Fraud detection and security a real challenge
Security, fraud detection and trust remain the major issues, which form a barrier to customer uptake and usage. Industry players will have to continue to ensure their systems are up to the mark in terms of security and are refreshed to deal with new threats that may emerge, says IDC’s Yeo.
“With the rise of loans and BNPL — also now being incorporated into wallets — an over-aggressive approach to lending, which may land a large number of consumers in trouble, will likely attract regulatory attention and may lead to clampdowns on the services that wallets can offer and may turn consumers off using them,” he continues.
“The industry will have to act in a prudent and responsible manner or run the risk of whole business models collapsing, as was the case with peer-to-peer loans in China a few years ago.”
Ling says the introduction of real-time payments has resulted in an increased number of fraud cases. Real-time payments give almost no time to financial institutions to analyse and authenticate transactions to prevent fraud and other financial crimes.
According to a survey by data analytics company FICO, 78% of banks in Asia-Pacific believe the introduction of real-time payment platforms in their respective countries has increased fraud losses. About 91% of respondents said converging fraud and compliance will enhance the ability to stop criminal behaviour for real-time payments.

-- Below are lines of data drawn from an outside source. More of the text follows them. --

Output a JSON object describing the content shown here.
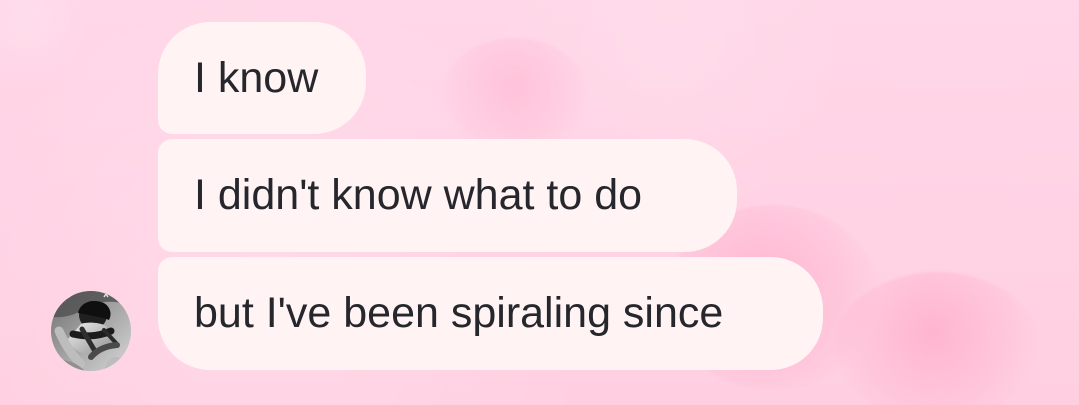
{
  "chat": {
    "messages": [
      {
        "text": "I know"
      },
      {
        "text": "I didn't know what to do"
      },
      {
        "text": "but I've been spiraling since"
      }
    ]
  },
  "ui": {
    "avatar_icon": "user-avatar",
    "colors": {
      "background": "#ffd3e4",
      "bubble": "#fff3f4",
      "text": "#25272c"
    }
  }
}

Among the Asia-Pacific banks surveyed, 84% use multifactor authentication as a security measure. They use a wide range of authentication methods, including biometrics (64%), normal passwords (62%) and behavioural authentication (38%).
Interestingly, nearly half of the respondents (46%) are currently using only one or two of these strategies, leaving them more exposed to attack vectors such as identity theft, account takeovers and cyberattacks. For real-time payments, 40% of the respondents said social engineering was the number one fraud, followed by account takeovers, with false accounts and money mules also rated as problems.
Only 20% of the respondents use four-factor authentication. Hence, banks should increase the level of screening to avoid fraudulent transactions. The use of behavioural authentication should also be increased to improve efficiency in tracking fraudulent activities.
Many Southeast Asian governments have already identified digital payments as a major driver of growth for the digital economy. For governments, there are huge benefits in terms of reducing corruption, enforcing taxation as well as the data they can get from spending, which can be worked into new economic policies, says Yeo.
“Governments need to think of innovative new ways they can create use cases for digital payments. For instance, payments for traffic offences or even for tax if handled by mobile wallets could receive small discounts,” he notes, adding that Japan has recently started considering whether salaries for workers can be paid directly to their e-wallets, something other governments in the region should consider.
Yeo says Southeast Asia is not like China, where one type of digital payment (mobile wallets) has become the dominant and the de facto payment method within a few years. Each market has its own regulatory environment, customer needs as well as problems that are solved by digital payments, and each will follow its own evolutionary path.
What is for certain is that digital payments will have healthy growth across each market, he continues. “Some markets may follow a more card-based route, while others may grow to be more wallet-dominated. Each will evolve based on what the market and consumers need the most.”